Roma, 4 gennaio 2025 – Un’accusa volutamente generica, che potrebbe peggiorare nelle prossime ore e rendere la liberazione di Cecilia Sala ancora più complicata. Un governo, quello iraniano, che sente di avere il coltello dalla parte del manico e una maggioranza silenziosa all’interno del Paese che segue con apprensione il destino della giornalista italiana e spera che la sua vicenda possa portare all’attenzione internazionale la spietatezza del Repubblica Islamica. Pejman Abdolmohammadi, professore di Relazioni Internazionali del Medio Oriente e ricercatore dell’Ispi analizza la crisi diplomatica innescata dall’arresto di Cecilia Sala.
Professor Abdolmohammadi, iniziamo dal capo di accusa. Cecilia Sala è rea di aver infranto le regole della Repubblica Islamica. Cosa significa?
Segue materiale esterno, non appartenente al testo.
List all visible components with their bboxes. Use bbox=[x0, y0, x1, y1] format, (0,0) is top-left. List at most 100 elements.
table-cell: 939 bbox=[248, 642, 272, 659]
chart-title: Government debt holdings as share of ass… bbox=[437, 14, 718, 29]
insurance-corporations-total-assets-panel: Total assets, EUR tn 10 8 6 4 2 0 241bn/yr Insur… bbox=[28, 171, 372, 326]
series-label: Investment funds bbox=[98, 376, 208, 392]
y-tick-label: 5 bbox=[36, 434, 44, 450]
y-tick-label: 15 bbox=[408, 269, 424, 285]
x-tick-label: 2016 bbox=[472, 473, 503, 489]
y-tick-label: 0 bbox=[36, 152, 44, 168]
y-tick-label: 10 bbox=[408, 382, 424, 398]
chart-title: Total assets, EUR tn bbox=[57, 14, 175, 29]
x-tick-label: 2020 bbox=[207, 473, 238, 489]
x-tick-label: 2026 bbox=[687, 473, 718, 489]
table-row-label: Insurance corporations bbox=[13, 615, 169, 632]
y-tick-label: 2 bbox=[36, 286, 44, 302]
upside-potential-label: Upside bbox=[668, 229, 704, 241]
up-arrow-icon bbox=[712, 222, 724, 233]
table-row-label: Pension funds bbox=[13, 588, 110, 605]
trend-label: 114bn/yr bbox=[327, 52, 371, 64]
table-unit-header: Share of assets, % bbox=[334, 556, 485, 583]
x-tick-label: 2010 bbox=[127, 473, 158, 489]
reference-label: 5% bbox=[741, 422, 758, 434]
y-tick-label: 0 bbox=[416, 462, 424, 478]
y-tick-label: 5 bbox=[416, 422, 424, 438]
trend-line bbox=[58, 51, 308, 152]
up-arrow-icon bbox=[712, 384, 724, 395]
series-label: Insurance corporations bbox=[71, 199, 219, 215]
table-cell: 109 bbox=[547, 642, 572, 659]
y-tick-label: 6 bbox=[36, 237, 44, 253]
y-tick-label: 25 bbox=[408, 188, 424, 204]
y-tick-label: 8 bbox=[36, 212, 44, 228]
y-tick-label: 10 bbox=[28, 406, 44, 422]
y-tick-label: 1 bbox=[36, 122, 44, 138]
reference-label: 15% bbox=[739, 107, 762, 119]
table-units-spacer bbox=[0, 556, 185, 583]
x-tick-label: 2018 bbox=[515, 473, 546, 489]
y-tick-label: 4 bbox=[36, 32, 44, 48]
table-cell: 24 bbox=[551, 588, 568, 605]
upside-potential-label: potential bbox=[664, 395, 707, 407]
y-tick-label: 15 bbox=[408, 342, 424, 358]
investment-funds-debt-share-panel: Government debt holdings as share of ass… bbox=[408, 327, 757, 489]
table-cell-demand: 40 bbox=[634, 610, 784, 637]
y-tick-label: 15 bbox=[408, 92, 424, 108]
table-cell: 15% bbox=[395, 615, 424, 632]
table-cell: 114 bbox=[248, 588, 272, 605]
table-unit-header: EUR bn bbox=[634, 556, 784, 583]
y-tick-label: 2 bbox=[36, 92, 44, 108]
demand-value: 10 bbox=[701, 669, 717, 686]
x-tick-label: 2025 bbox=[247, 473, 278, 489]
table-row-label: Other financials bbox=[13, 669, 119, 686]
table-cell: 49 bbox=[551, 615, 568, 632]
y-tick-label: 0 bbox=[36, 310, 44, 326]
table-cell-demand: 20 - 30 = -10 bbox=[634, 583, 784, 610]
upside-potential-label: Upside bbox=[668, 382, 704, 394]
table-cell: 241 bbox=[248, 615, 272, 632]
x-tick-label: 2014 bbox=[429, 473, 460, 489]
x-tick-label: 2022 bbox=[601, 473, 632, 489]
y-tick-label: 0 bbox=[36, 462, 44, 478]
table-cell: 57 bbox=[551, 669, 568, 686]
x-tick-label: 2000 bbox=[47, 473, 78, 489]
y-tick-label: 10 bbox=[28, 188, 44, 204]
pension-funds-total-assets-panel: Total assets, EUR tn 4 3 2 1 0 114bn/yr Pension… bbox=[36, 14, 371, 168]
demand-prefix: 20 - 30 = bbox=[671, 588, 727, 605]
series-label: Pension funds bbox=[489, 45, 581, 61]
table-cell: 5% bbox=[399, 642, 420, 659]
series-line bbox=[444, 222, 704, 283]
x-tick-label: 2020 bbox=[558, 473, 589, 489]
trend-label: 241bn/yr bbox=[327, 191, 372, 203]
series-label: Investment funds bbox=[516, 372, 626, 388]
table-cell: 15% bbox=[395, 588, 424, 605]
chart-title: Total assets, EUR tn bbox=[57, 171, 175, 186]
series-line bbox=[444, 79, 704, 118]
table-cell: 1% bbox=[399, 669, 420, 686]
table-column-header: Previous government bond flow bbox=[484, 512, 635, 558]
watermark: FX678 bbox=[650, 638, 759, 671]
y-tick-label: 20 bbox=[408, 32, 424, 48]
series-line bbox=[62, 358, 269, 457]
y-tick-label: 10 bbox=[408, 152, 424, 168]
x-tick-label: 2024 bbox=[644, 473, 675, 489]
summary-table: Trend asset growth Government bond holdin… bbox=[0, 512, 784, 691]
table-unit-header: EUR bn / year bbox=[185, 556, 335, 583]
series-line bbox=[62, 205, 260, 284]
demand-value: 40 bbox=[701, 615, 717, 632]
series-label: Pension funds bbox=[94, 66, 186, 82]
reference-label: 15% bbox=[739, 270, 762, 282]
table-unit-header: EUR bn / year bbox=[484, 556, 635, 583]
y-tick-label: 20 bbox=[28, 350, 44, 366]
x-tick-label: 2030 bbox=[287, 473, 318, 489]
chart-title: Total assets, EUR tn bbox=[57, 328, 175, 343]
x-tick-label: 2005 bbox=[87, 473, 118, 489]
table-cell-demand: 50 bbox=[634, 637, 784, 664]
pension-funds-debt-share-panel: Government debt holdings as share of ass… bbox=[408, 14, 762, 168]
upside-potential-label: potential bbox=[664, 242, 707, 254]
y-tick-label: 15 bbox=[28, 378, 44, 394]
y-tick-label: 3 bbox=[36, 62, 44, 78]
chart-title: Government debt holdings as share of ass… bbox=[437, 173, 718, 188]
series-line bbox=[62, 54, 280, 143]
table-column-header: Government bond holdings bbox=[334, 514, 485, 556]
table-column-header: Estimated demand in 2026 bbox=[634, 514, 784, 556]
“Diciamo che è un’espressione molto generica. Può essere un’infrazione del diritto penale, del diritto civile, di quello del lavoro. La Repubblica Islamica deciderà se aggravarla o meno in base alla liberazione da parte dell’Italia di Mohammad Abedini”.
Un ricatto bello e buono.
“Ci troviamo di fronte a una crisi geopolitica enorme. Ci sono molti attori che si stanno confrontando. Si parla molto delle pressioni iraniane sull’Italia perché convinca gli Usa a ritirare l’estradizione nei confronti dell’ingegnere accusato di terrorismo. Ma c’è un altro fatto che va considerato. Il governo Meloni è stato l’unico esecutivo negli ultimi 30 anni che ha messo sotto pressione la Repubblica Islamica sui temi dei diritti civili e dei diritti umani. Si tratta da un lato di una cosa molto positiva a livello etico, ma anche per questo l’esecutivo ha più difficoltà a interagire”.
Fino a che punto si può spingere la Repubblica Islamica?
“La tradizione italiana è quella di trattare. A differenza di altri Paesi, l’Italia non lascia mai soli i suoi cittadini. L’Iran però adesso si sente in posizione di forza. Hanno una giornalista brava, riconosciuta, sanno di avere un grandissimo strumento di pressione. Adesso c’è stata una correzione del tiro da parte della Farnesina, ma nei primi giorni l’atteggiamento del ministro e dell’ambasciatrice a Teheran mi sono sembrati naive. Penso abbia ragione chi ha detto che nelle prime fasi il Ministero degli Esteri, non il governo, abbia peccato di superficialità”.
Che prospettive vede lei?
“Gli Stati Uniti di sicuro non vogliono che si tratti. È una situazione molto complicata, anche per il fatto che l’Amministrazione Biden è in scadenza. Prima del 20, quando si insedierà Trump, penso sia molto difficile che possa sbloccarsi”.
Teheran sente di avere il coltello dalla parte del manico, ma un caso geopolitico di questo genere non rischia di avere delle ripercussioni sugli equilibri interni della Repubblica Islamica?
“Molti analisti continuano a dire che i diplomatici della Repubblica Islamica sono diversi dai pasdaran. Non è così. Sono 45 anni che sento questa narrazione. È inutile cercare di dividere e dire che ci sono riformisti e conservatori, quelli bravi e quelli non bravi. La Repubblica Islamica ha preso Cecilia Sala e dietro questa decisione ci sono tutte le strutture del governo”.
Si parla di questo arresto in Iran?
“Sicuramente ha avuto un effetto sull’opinione pubblica. Il 70-80% che è contraria alla Repubblica Islamica o critica vede questo arresto come l’ennesima dimostrazione di prepotenza. Parte di queste persone, le vittime delle repressioni fra il 2022 e il 2023, pensano che adesso che è coinvolta una giornalista straniera, venga conosciuto dall’opinione pubblica internazionale un luogo dove sono stati detenuti e uccisi molti giovani eroi della libertà”.